WE DON'T WANT TO SEE HOW HE DEBRIEFS HIS CLIENTS.

A Kauai lawyer was fined $250 in July after he was found guilty of licking the ear of a 21-year-old female client during a hug. In his sentencing, Judge Frank Rothschild said, “Quite frankly, these are the actions of a dirty old man.”

 

THANKS, AND BUH-BYE.

City Council member Nestor Garcia got fined $6,500 in July—the largest amount ever for a city official—for failing to disclose potential conflicts of interest generated by his position as executive director of the Kapolei Chamber of Commerce. While he served on the City Council, the Chamber provided supporting testimony on 52 bills and resolutions, ranging from the rail project to Kapolei rezoning measures, a situation the Ethics Commission called a basic financial conflict. Garcia did not win reelection in November.

 

 

AT LEAST HE DIDN'T PADDLE THEM…

The owner of a Kailua kayak shop was arrested in July after he hosed down people who were protesting his store’s commercial activity on Kailua Beach. “It looked like they wanted to be cooled off, so I obliged,” Bob Twogood said later of the incident, in which he sprayed water on four people in front of his store for about a minute and a half. “It’s probably not a good idea to provide aid and comfort to protesters,” he added.
 

BUT, OH, THE SCENERY!

A national study released in May found that Honolulu had the single worst traffic congestion in the nation, with the average driver losing 58 hours a year stuck in traffic. The worst time to be driving in Honolulu, according to the study? Tuesdays  between 5:15 to 5:30 p.m.
 

HARD KNOCKS 101

A Maui man was sentenced in June to probation and anger-management classes after he repeatedly bashed a teenage polo player on the head with a mallet during a match, causing injuries that required stitches. The Associated Press report on the incident noted, “Decoite apologized in court but said the teen should have been wearing a helmet.”
 

THE BEST MOVIES ALWAYS HAVE A TWIST.

Dog isn’t the only bounty hunter with smooth moves.

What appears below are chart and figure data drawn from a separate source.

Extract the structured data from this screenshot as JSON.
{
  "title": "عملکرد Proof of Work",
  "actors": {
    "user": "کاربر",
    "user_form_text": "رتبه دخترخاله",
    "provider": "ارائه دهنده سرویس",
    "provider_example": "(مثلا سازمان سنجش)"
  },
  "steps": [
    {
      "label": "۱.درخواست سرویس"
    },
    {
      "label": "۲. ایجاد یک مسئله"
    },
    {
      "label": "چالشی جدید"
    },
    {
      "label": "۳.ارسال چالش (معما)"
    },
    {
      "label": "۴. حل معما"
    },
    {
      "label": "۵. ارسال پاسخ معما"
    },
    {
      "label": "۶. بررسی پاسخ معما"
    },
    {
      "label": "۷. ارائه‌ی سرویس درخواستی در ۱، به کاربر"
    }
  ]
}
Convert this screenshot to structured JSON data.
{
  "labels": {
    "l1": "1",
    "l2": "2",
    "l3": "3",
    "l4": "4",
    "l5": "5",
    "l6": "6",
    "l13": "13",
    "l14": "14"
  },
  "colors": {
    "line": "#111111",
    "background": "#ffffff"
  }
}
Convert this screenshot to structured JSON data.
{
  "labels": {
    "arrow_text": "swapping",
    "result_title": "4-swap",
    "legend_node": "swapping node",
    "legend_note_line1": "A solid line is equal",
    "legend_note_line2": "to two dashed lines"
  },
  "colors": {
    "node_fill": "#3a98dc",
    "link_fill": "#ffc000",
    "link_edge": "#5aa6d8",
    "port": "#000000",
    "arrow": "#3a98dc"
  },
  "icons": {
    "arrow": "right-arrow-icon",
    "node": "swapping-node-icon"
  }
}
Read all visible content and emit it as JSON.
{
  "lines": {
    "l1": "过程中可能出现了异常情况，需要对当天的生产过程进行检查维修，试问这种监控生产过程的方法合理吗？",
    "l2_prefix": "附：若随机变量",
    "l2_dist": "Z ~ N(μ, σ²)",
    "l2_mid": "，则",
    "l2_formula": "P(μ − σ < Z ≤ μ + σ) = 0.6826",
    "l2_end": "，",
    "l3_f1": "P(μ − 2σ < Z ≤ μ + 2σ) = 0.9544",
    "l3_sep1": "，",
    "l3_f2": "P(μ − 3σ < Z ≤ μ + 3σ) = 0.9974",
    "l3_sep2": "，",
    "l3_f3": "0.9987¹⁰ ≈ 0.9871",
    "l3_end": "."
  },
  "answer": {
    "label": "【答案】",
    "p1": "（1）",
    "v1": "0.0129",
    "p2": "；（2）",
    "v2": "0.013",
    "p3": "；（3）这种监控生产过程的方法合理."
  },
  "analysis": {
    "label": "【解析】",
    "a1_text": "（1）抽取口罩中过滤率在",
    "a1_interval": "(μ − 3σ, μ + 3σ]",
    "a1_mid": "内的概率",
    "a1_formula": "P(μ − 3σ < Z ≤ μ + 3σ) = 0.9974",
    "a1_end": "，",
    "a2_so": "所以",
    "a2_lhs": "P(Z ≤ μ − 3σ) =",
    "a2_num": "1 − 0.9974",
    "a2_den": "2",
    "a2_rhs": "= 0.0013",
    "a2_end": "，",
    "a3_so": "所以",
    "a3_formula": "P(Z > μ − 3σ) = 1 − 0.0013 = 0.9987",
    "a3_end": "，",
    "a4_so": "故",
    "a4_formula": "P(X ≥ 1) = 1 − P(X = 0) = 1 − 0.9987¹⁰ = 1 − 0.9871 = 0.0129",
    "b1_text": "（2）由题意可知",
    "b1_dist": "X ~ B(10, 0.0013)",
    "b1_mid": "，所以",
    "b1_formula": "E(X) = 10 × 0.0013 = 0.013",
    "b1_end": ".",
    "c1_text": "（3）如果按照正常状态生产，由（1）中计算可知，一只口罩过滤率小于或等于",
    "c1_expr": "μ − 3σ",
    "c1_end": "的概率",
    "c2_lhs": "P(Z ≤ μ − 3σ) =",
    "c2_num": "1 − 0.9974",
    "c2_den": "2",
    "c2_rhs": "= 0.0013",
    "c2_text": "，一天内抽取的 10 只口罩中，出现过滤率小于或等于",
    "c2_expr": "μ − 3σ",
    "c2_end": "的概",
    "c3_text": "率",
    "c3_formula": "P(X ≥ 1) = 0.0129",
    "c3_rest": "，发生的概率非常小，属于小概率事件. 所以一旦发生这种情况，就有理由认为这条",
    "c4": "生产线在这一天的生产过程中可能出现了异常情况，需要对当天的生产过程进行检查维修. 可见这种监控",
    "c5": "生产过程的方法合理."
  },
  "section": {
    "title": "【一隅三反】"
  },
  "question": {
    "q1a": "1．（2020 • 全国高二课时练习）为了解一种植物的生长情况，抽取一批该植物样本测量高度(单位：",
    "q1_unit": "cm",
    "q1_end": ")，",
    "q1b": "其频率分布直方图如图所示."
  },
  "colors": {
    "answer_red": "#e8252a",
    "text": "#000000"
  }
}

In May, a Pennsylvania bounty hunter named Scott Bernstein managed to convince Hawai‘i resident Joshua Garlathy, who reportedly owed almost $43,000 in child support and had a Pennyslvania warrant out for his arrest, that he would be perfect for the role of a guitar-playing bank robber in a (non-existent) Jennifer Aniston movie. When Garlathy arrived at Philadelphia International Airport to chase cinema stardom, cameras were indeed rolling, but instead of movie cameras, they were for a TV reality show on deadbeat dads. Police arrested him on the spot, and Garlathy later pled guilty to the charges against him.